No, I am saying that if you simply hold onto your money, the opportunity value is lost. Whereas, if you deposit the money in a bank, you can extract the opportunity value.
But actually, when you do that, you are risking losing access to your money, because they may run off with it, or do something else irresponsible with it and lose it.
True. That is the downside of a bank. However, the upside is that you don't waste the opportunity value of the money.
And you also seem to argue that this is why you shouldn't hold on to your money... because then you can't use it when you want.
No, that's not what I'm saying. If you hold onto the money, you cannot use it unless you find some way to extract the opportunity value. If you cannot do that, and in general you cannot, that value is wasted. A banker is an expert at extracting the opportunity value of money.
But exactly the opposite of this is true. It is only when you have it that you can use it when you want.

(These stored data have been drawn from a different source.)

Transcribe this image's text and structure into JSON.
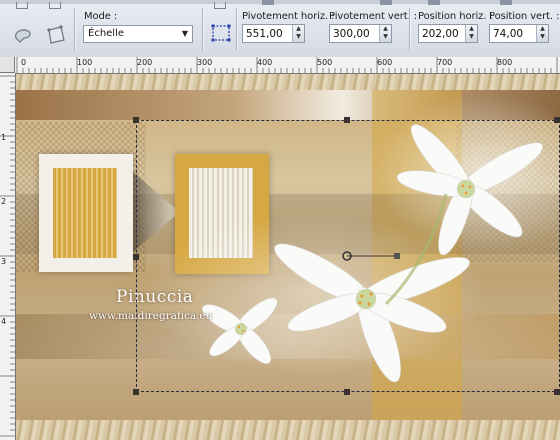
{
  "toolbar": {
    "mode_label": "Mode :",
    "mode_value": "Échelle",
    "fields": [
      {
        "label": "Pivotement horiz. :",
        "value": "551,00"
      },
      {
        "label": "Pivotement vert. :",
        "value": "300,00"
      },
      {
        "label": "Position horiz. :",
        "value": "202,00"
      },
      {
        "label": "Position vert. :",
        "value": "74,00"
      }
    ]
  },
  "ruler": {
    "horizontal": [
      "0",
      "100",
      "200",
      "300",
      "400",
      "500",
      "600",
      "700",
      "800"
    ],
    "vertical": [
      "1",
      "2",
      "3",
      "4"
    ]
  },
  "image": {
    "wordmark": "Pinuccia",
    "url": "www.maidiregrafica.eu"
  },
  "colors": {
    "accent_gold": "#d6a844",
    "canvas_tan": "#c9ab74"
  }
}
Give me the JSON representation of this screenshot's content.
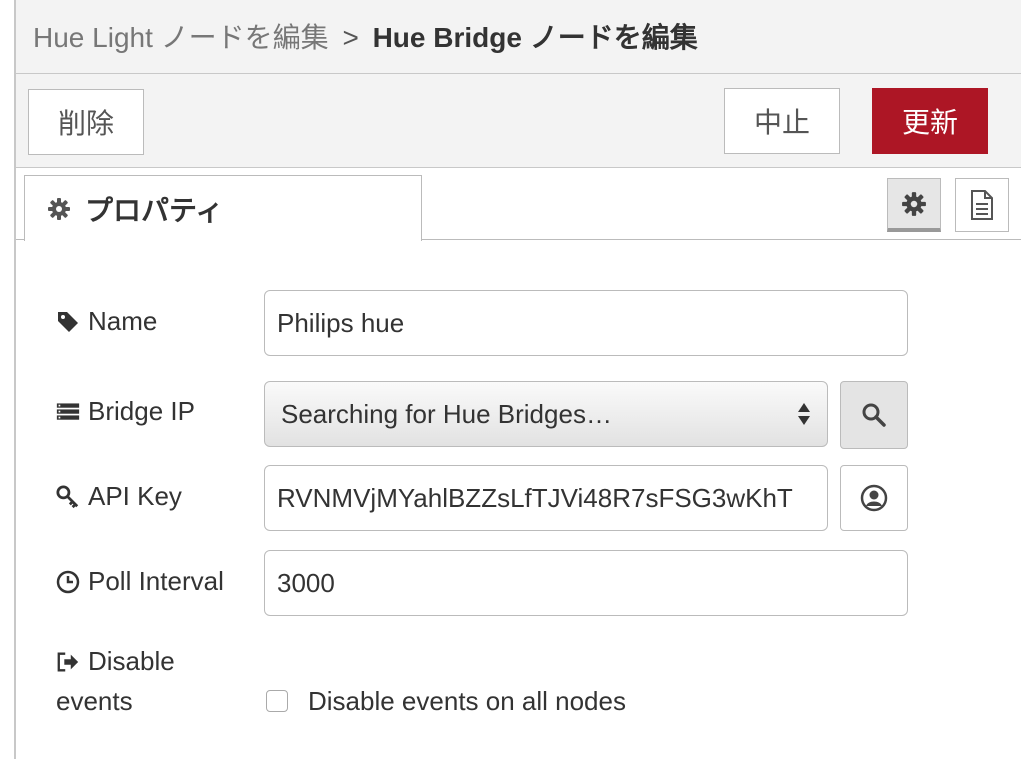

I would say that if you have it, you can only use it when
you want. But if you don't want to use it, the opportunity value is wasted. This is value to which you are entitled that you are simply giving up for nothing if you hold the money.
The opportunity value is decreased, not increased, by storing money in a bank.
No, it is increased. That's how the bank pays you interest.
Look, say you have 100 bitcoins and you don't need them until next week. Say someone else needs 100 bitcoins right now, badly enough that he's willing to pay back 110 bitcoins next week. If you hold your 100 bitcoins, you lose the 10 bitcoins of opportunity value you could have made by loaning those bitcoins out. Even if you say "well, then you risk losing the whole 100", you can easily imagine a situation where you could also obtain insurance against loss of your principle for, say, 2 bitcoins. So you still waste 8 bitcoins of opportunity value by holding your bitcoins, and the guy who could have done something with the bitcoins today doesn't get to do that either. Lose/lose. (But then the fewer bitcoins in circulation do benefit some people, so they win.)
Actually, more likely someone else will lend the guy the 100 bitcoins. So he'll have 110 bitcoins less 2 for insurance and you'll have 100. You're playing the sucker.
But Joel, you're thinking is clouded by the system we have in place today which pays interest.
First of all, the banks pay way less interest than they should given the enormous risks they take with our money. in fact the FDIC has made way more guarantees than it can possibly handle and only maintain the facade thru the taxpayers guarantee.
and none of what you say applies with a deflationary currency which may increase in value with time more than compensating for the small amt of interest paid by a bank along with the risk.